The addition of that seemingly minor word lays the basis for military intervention by the U.S. The intervention could be direct. Or it could be through the U.S. regional surrogate regime in Colombia, Venezuela’s neighbor and home to seven U.S. bases.

The collusion of the capitalist corporate media in manufacturing the lie has been denounced by the president of Telesur, who points out U.S. reporters are assigned to cover lines outside stores and shortages, not the people’s power growing in the country.

Like the lies about weapons of mass destruction that preceded the disastrous U.S. invasion of Iraq, the false, calculated images of instability and shortages become an excuse for political and military intervention or for potential secession of the oil-rich Maracaibo region.

Latin America and the Caribbean are pushing back against imperialism’s offensive to overturn popular advances in what the U.S. considers its “backyard” — Bolivarian Venezuela, Bolivia, Ecuador and Cuba.

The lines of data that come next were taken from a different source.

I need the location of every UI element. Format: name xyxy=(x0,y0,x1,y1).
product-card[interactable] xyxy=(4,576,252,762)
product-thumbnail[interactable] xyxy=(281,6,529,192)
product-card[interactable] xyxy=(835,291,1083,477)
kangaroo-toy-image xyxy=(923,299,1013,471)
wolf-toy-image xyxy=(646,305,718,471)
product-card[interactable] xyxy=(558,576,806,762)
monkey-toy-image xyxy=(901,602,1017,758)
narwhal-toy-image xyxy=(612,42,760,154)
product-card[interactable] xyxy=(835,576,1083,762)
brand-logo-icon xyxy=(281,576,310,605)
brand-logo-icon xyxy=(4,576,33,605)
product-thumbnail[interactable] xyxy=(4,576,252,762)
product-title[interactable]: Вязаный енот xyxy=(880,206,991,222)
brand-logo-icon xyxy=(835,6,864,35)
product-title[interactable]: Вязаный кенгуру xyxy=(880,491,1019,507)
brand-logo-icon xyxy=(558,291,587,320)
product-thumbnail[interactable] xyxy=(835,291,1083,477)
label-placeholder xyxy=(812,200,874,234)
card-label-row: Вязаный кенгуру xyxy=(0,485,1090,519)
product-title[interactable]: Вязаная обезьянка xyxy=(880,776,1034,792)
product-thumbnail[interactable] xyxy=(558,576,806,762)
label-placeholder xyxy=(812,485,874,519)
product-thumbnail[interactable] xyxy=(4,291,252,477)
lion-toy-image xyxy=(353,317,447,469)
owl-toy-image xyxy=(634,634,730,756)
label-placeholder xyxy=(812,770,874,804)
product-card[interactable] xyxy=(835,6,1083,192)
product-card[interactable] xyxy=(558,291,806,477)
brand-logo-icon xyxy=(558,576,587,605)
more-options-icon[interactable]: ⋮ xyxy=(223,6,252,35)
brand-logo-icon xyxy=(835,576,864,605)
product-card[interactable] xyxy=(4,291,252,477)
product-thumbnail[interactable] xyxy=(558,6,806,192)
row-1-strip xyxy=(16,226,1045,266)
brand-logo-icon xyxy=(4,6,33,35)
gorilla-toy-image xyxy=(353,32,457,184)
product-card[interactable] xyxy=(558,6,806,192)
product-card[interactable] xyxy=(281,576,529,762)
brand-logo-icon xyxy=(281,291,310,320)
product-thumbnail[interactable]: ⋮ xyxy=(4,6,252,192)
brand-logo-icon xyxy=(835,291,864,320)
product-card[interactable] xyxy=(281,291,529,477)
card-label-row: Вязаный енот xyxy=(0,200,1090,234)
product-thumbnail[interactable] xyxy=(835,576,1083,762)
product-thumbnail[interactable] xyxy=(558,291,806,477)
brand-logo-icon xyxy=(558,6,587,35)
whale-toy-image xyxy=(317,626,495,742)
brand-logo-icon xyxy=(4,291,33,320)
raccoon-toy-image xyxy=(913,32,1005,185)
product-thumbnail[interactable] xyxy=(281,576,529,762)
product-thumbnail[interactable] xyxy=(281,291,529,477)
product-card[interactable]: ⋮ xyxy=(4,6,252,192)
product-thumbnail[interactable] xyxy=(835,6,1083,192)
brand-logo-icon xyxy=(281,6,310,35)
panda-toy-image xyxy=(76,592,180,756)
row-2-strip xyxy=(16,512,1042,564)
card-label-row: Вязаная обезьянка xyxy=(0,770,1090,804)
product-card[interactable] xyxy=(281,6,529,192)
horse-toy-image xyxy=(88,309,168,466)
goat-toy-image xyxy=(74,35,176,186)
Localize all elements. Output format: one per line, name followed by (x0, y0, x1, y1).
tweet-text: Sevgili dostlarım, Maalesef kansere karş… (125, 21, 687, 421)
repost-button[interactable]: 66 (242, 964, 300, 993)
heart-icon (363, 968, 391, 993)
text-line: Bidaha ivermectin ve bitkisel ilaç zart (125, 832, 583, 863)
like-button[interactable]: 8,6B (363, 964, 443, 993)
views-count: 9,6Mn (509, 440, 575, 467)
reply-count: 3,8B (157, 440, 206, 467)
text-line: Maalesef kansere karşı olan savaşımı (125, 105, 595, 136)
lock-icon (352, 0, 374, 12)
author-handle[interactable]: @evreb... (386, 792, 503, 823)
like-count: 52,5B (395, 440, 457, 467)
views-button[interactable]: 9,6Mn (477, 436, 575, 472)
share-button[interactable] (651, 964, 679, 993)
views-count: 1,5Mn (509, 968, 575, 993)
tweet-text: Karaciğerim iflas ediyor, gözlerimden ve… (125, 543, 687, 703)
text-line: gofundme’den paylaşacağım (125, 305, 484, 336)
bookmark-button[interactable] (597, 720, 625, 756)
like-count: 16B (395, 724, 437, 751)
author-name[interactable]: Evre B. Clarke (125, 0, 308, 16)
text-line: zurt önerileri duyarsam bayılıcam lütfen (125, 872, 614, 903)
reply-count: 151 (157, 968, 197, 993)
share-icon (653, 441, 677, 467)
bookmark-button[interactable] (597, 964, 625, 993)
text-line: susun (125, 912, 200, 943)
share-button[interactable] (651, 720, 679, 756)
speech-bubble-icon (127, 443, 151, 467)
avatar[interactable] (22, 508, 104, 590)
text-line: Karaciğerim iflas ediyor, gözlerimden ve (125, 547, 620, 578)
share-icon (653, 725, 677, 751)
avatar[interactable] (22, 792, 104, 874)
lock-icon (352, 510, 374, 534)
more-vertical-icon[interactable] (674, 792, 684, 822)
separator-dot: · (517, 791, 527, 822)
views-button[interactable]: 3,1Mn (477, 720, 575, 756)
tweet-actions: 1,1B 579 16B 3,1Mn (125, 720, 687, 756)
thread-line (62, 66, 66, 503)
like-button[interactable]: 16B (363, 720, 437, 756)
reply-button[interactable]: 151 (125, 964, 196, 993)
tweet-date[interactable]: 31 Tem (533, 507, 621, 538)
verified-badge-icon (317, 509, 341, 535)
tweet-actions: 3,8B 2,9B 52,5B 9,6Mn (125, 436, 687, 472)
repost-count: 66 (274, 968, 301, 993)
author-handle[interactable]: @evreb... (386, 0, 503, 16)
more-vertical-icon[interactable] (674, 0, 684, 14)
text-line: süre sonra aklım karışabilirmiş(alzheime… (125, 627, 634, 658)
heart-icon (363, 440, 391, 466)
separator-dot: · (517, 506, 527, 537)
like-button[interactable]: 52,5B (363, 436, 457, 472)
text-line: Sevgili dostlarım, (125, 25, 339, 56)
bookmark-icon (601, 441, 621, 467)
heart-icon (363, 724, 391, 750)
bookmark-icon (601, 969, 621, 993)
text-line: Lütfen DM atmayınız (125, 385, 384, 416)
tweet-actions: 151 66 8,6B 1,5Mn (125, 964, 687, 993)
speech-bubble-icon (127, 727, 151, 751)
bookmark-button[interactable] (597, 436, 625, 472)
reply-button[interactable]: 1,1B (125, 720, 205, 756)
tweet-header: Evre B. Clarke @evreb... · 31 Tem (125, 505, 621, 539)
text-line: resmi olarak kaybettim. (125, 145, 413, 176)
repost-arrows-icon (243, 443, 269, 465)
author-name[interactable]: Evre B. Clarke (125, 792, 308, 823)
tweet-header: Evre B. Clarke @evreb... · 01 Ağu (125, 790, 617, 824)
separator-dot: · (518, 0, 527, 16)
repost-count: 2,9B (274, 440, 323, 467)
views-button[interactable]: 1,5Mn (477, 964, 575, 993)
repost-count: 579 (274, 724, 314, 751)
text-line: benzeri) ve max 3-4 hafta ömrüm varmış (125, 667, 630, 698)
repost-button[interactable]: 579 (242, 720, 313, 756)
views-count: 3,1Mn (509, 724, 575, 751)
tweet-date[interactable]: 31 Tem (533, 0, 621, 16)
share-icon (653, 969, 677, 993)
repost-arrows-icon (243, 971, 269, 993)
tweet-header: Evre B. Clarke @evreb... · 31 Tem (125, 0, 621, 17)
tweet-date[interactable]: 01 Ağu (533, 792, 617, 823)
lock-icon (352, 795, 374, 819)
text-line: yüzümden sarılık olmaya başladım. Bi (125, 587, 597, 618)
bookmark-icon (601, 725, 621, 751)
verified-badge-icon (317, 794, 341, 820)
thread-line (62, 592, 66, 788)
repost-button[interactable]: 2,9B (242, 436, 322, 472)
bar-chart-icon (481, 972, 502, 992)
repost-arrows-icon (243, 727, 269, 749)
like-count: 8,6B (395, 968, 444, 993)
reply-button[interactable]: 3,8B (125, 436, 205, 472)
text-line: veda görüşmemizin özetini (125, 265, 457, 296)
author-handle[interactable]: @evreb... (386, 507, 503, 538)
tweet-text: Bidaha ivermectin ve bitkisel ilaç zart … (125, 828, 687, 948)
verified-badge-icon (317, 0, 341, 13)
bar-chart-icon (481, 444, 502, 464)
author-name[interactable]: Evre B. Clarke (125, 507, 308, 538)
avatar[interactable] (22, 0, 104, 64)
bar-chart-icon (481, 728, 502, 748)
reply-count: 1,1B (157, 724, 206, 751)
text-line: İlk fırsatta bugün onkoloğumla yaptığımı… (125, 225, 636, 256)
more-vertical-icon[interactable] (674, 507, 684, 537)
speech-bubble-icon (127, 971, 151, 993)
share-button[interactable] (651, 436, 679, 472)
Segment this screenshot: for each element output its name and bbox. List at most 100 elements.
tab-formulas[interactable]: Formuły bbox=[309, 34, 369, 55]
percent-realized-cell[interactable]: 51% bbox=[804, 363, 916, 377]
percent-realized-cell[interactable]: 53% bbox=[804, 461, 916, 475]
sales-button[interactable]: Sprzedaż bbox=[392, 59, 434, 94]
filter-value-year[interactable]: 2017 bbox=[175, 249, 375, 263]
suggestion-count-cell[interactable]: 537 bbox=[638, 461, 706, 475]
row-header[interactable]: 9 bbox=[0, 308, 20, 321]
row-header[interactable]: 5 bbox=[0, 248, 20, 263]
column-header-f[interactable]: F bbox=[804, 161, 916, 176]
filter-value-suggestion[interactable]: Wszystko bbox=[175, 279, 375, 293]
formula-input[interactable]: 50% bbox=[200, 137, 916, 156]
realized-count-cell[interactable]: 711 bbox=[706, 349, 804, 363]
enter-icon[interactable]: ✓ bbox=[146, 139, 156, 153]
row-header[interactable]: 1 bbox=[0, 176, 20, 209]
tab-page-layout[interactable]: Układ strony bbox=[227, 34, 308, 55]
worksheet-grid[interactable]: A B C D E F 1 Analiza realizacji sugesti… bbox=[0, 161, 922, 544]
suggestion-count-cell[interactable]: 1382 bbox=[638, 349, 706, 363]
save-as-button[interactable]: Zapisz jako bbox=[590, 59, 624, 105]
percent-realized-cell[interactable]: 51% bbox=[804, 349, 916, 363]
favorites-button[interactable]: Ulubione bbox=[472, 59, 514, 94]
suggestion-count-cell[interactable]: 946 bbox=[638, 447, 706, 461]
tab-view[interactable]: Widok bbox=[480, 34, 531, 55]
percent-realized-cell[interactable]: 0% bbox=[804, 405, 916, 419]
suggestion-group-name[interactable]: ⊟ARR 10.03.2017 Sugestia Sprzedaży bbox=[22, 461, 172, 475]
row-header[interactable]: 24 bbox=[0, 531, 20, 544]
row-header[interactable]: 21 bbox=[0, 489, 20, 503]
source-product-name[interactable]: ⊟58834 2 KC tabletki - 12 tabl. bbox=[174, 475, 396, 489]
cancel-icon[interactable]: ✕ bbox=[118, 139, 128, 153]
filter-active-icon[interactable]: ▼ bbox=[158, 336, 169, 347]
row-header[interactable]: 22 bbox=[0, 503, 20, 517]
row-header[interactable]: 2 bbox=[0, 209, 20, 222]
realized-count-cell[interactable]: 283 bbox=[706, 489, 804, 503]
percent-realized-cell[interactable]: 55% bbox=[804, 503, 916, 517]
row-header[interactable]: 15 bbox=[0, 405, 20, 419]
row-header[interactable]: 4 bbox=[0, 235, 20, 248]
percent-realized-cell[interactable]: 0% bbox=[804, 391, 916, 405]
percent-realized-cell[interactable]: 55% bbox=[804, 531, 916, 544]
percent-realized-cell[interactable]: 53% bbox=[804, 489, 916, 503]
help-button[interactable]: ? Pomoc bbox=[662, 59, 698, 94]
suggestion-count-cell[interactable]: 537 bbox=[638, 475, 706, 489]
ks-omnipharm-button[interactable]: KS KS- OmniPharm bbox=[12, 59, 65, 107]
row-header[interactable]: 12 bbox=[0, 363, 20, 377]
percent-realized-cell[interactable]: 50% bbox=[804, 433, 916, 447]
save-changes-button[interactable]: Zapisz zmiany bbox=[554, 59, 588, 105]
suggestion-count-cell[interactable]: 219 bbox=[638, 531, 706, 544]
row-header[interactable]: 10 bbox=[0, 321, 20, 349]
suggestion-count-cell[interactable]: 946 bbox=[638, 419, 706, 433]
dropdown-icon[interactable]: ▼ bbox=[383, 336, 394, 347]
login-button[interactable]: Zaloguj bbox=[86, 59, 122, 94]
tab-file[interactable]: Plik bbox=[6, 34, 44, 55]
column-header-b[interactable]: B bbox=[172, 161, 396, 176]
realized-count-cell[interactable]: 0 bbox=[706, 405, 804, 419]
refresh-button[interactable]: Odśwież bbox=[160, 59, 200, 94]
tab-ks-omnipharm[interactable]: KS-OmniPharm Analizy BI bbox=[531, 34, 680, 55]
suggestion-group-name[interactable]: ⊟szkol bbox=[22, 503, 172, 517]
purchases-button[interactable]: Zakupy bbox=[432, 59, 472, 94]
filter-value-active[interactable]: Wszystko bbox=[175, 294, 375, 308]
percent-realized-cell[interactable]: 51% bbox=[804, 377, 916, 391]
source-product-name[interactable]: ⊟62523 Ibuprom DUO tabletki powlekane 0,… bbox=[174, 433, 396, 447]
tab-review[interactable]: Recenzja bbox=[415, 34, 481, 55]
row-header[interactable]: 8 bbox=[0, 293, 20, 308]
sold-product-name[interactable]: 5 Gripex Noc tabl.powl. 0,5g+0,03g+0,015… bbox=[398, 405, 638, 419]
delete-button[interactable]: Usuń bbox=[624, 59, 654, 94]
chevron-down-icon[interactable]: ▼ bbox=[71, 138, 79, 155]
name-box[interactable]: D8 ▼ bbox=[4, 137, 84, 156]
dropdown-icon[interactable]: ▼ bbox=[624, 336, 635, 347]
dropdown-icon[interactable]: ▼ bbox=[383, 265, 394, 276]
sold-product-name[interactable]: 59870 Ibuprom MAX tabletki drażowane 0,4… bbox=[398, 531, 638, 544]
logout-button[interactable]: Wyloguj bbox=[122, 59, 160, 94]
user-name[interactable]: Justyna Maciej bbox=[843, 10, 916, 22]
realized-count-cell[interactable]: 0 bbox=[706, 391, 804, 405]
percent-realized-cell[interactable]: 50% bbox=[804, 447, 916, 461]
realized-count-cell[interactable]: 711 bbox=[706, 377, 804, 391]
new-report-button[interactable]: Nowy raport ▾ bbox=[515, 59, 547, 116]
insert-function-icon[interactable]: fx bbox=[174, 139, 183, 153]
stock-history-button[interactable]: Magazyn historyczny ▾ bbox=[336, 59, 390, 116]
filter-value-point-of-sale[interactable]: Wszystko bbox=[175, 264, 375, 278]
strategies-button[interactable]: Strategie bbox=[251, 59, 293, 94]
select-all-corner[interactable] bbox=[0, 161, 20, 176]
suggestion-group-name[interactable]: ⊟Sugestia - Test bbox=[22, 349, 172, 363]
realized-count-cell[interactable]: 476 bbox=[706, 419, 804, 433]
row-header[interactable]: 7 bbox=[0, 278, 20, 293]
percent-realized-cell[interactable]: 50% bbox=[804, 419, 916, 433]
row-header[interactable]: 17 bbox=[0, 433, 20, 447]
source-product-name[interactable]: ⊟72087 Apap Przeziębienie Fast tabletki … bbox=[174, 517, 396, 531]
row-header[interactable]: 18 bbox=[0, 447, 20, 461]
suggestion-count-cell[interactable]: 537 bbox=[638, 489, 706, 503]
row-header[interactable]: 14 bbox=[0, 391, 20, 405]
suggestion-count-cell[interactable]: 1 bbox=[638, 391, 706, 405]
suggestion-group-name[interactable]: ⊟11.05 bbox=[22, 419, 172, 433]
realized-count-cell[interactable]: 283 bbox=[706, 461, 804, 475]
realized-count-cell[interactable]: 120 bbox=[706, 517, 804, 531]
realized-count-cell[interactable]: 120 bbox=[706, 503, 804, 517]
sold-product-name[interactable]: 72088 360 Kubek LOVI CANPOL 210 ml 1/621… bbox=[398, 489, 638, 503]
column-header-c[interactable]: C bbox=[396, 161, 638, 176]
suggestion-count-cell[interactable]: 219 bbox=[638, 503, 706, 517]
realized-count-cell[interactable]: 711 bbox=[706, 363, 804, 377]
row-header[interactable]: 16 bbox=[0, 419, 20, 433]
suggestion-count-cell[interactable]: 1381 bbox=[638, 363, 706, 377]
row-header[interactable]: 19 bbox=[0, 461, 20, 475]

Also targeted are the Community of Latin American and Caribbean States as a Zone of Peace,  the People’s Trade Treaty of the Bolivarian Alliance for the People of Our America, and Petro Caribe.

These initiatives and experiments in cooperative development and trade have inspired hope around the world by spreading literacy, health care and the uplift of the disenfranchised, Indigenous, African descendants, women, LGBTQ (GBTQi) and gender nonconforming people.

Paul Gillman, a rock musician, explained that the Venezuelan rulers hated Chávez because he was Black, without a degree and not part of the bourgeoisie: “He made visible the invisible people, that 80 percent who were poor, the 40 percent who lived in extreme poverty. Chavez gave voice, vote and power to the people.”

Has the mutlifaceted media campaign against Venezuela made you wonder what is going on there? The documentary, “Venezuela, the Shadow Agenda,” exposes imperialist machinations and arms us with facts and history to defend President Maduro and Venezuela. USA/CIA, hands off Venezuela!

“Venezuela, the Shadow Agenda” (“Venezuela, la oscura causa”), 38 min., Spanish with English subtitles: youtu.be/acZjQ1t9MXg.